Need help with taking a limit

Question

$\textbf{Compute the bounderies:} \int_1^{\infty} \frac{6x}{x^4 + 6x^2 + 4} = 0 - \big(-\ln\big(\frac{5}{2}\big)\big)$

$\int_a^b f(x)dx = F(b) - F(a) = \lim_{x\to b^-}(F(x)) - \lim_{x\to a^+} (F(x))$

$\lim_{x\to 1^+} \bigg(-\ln\bigg|\frac{8}{3} + \frac{2x^2}{3}\bigg| + \ln\bigg|\frac{2}{3} + \frac{2x^2}{3}\bigg|\bigg) = -\ln(\frac{5}{2})$

$\lim_{x\to\infty} \bigg(-\ln\bigg|\frac{8}{3} + \frac{2x^2}{3}\bigg| + \ln\bigg|\frac{2}{3} + \frac{2x^2}{3}\bigg|\bigg) = 0$

$ = 0 - \big(-\ln\big(\frac{5}{2}\big)\big)$

Can someone provide an explanation for why the second limit is equal to 0?

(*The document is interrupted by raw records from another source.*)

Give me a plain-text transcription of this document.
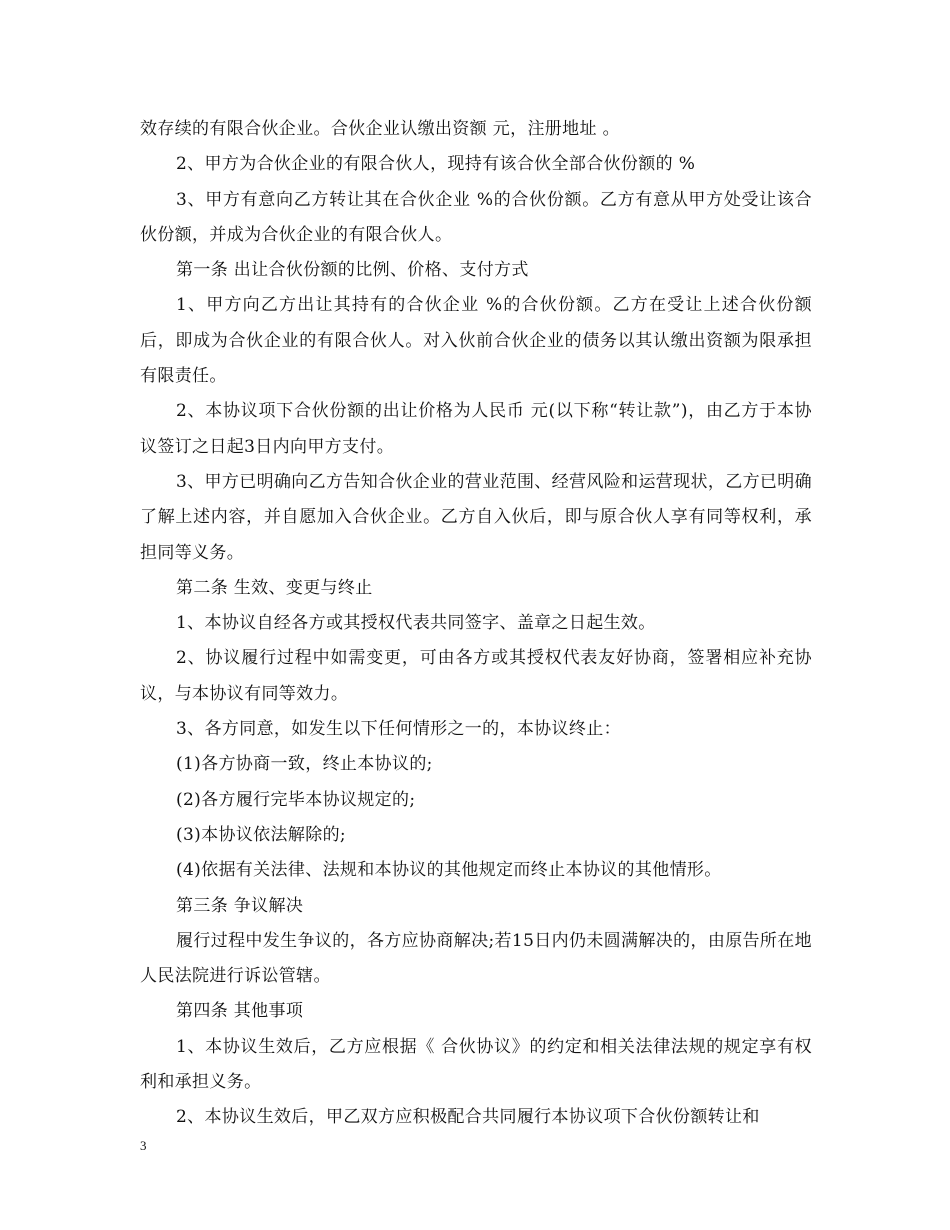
效存续的有限合伙企业。合伙企业认缴出资额 元，注册地址 。

2、甲方为合伙企业的有限合伙人，现持有该合伙全部合伙份额的 %

3、甲方有意向乙方转让其在合伙企业 %的合伙份额。乙方有意从甲方处受让该合伙份额，并成为合伙企业的有限合伙人。

第一条 出让合伙份额的比例、价格、支付方式

1、甲方向乙方出让其持有的合伙企业 %的合伙份额。乙方在受让上述合伙份额后，即成为合伙企业的有限合伙人。对入伙前合伙企业的债务以其认缴出资额为限承担有限责任。

2、本协议项下合伙份额的出让价格为人民币 元(以下称“转让款”)，由乙方于本协议签订之日起3日内向甲方支付。

3、甲方已明确向乙方告知合伙企业的营业范围、经营风险和运营现状，乙方已明确了解上述内容，并自愿加入合伙企业。乙方自入伙后，即与原合伙人享有同等权利，承担同等义务。

第二条 生效、变更与终止

1、本协议自经各方或其授权代表共同签字、盖章之日起生效。

2、协议履行过程中如需变更，可由各方或其授权代表友好协商，签署相应补充协议，与本协议有同等效力。

3、各方同意，如发生以下任何情形之一的，本协议终止：

(1)各方协商一致，终止本协议的;

(2)各方履行完毕本协议规定的;

(3)本协议依法解除的;

(4)依据有关法律、法规和本协议的其他规定而终止本协议的其他情形。

第三条 争议解决

履行过程中发生争议的，各方应协商解决;若15日内仍未圆满解决的，由原告所在地人民法院进行诉讼管辖。

第四条 其他事项

1、本协议生效后，乙方应根据《 合伙协议》的约定和相关法律法规的规定享有权利和承担义务。

2、本协议生效后，甲乙双方应积极配合共同履行本协议项下合伙份额转让和

3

Only thing I can evaluate it to at the moment is -$\infty$ + $\infty$ which is not 0

Answer 1

We can get rid of the absolute values since $x$ is headed to positive infinity. So,

$$-\ln\bigg(\frac{2}{3} + \frac{2x}{3}\bigg) + \ln\bigg(\frac{8}{3} + \frac{2x^2}{3}\bigg) = \ln\Bigg({\frac{\frac{2}{3} + \frac{2x^2}{3}}{\frac{8}{3} + \frac{2x^2}{3}}}\Bigg)= \ln\bigg(1 - \frac{3}{x^2 + 4}\bigg)$$

$$\lim_{x\to \infty} \ln\bigg(1 - \frac{3}{x^2 + 4}\bigg) = \ln(1) = 0$$